Sadie Jo walks beside them, holding the crutches. Dark-haired and quiet and steady, her father's mirror image in miniature.

She keeps pace with him perfectly, never rushing, never falling behind.

I watch them move down the corridor.

The leather of his cut stretches across his back as he adjusts Wrenleigh's weight.

The Saint's Outlaws patch catches the light one more time.

Sadie Jo reaches up and holds the door open for him without being asked, and he murmurs something to her that I can't hear, and she nods.

A father holding his world together with scarred hands.

Two girls bracketing him like bookends—one blonde, one dark, one loud, one quiet.

All three of them bound by something that goes deeper than the blood that was on my gloves twenty minutes ago. Deeper than bone.

They disappear through the sliding doors and into the parking lot, and the ER goes back to being what it always is: fluorescent lights, beeping monitors, the low hum of lives being stitched together and sent home.

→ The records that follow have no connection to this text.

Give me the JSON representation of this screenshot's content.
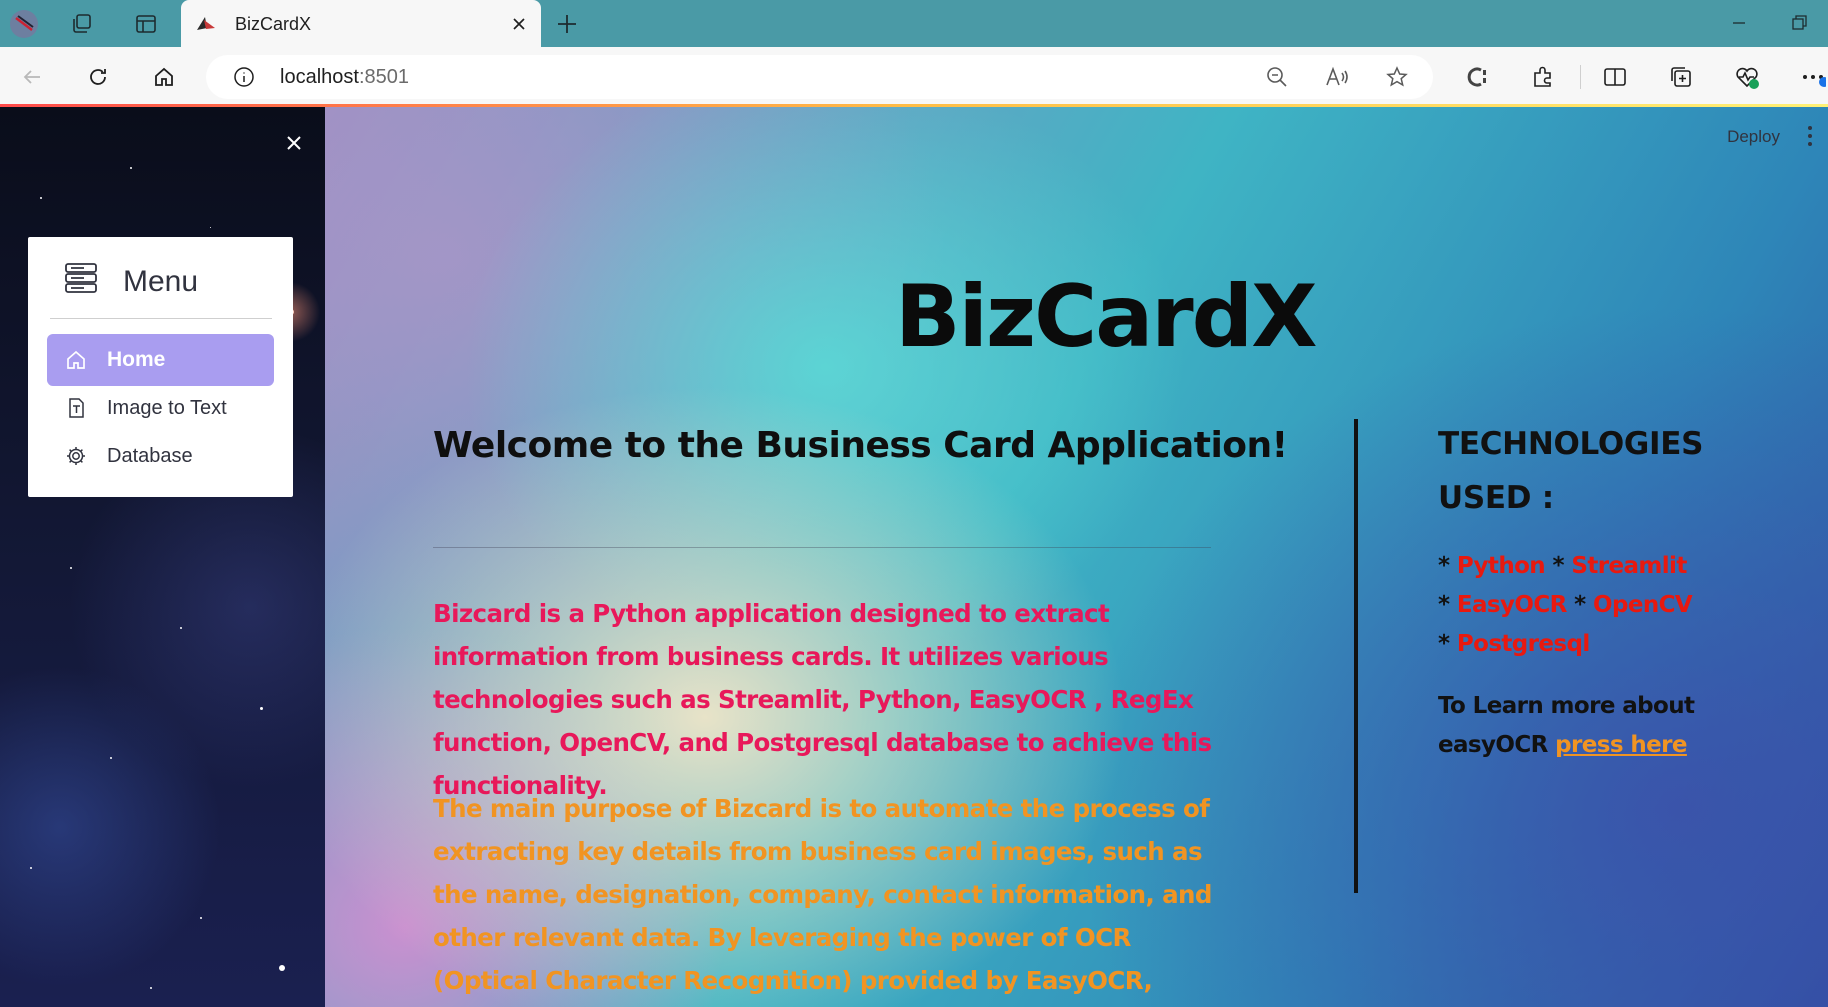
{
  "browser": {
    "tab_title": "BizCardX",
    "url_host": "localhost",
    "url_port": ":8501"
  },
  "sidebar": {
    "menu_title": "Menu",
    "items": [
      {
        "label": "Home",
        "icon": "house-icon",
        "active": true
      },
      {
        "label": "Image to Text",
        "icon": "text-file-icon",
        "active": false
      },
      {
        "label": "Database",
        "icon": "gear-icon",
        "active": false
      }
    ],
    "accent_color": "#a99df0"
  },
  "header": {
    "deploy_label": "Deploy"
  },
  "main": {
    "title": "BizCardX",
    "welcome": "Welcome to the Business Card Application!",
    "para1": "Bizcard is a Python application designed to extract information from business cards. It utilizes various technologies such as Streamlit, Python, EasyOCR , RegEx function, OpenCV, and Postgresql database to achieve this functionality.",
    "para2": "The main purpose of Bizcard is to automate the process of extracting key details from business card images, such as the name, designation, company, contact information, and other relevant data. By leveraging the power of OCR (Optical Character Recognition) provided by EasyOCR, Bizcard is able to extract text from the images.",
    "para1_color": "#e8185a",
    "para2_color": "#f19422"
  },
  "tech": {
    "heading": "TECHNOLOGIES USED :",
    "bullet": "*",
    "items": [
      "Python",
      "Streamlit",
      "EasyOCR",
      "OpenCV",
      "Postgresql"
    ],
    "learn_text": "To Learn more about easyOCR",
    "learn_link": "press here"
  }
}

I stand at the nurses' station with his discharge paperwork still warm in my hands and a patient's father's blue-gray eyes still burned into the backs of mine, and I think…

Those girls don't know how lucky they are.

Then I finish my shift. I chart my patients.

I eat the rest of the quesoburrito, which has gone cold and sad.

I drive home to my empty apartment where I shower off the blood, the sweat, the antiseptic, and I stand in front of the bathroom mirror with a towel around my body and water dripping from my hair. I look at my scar.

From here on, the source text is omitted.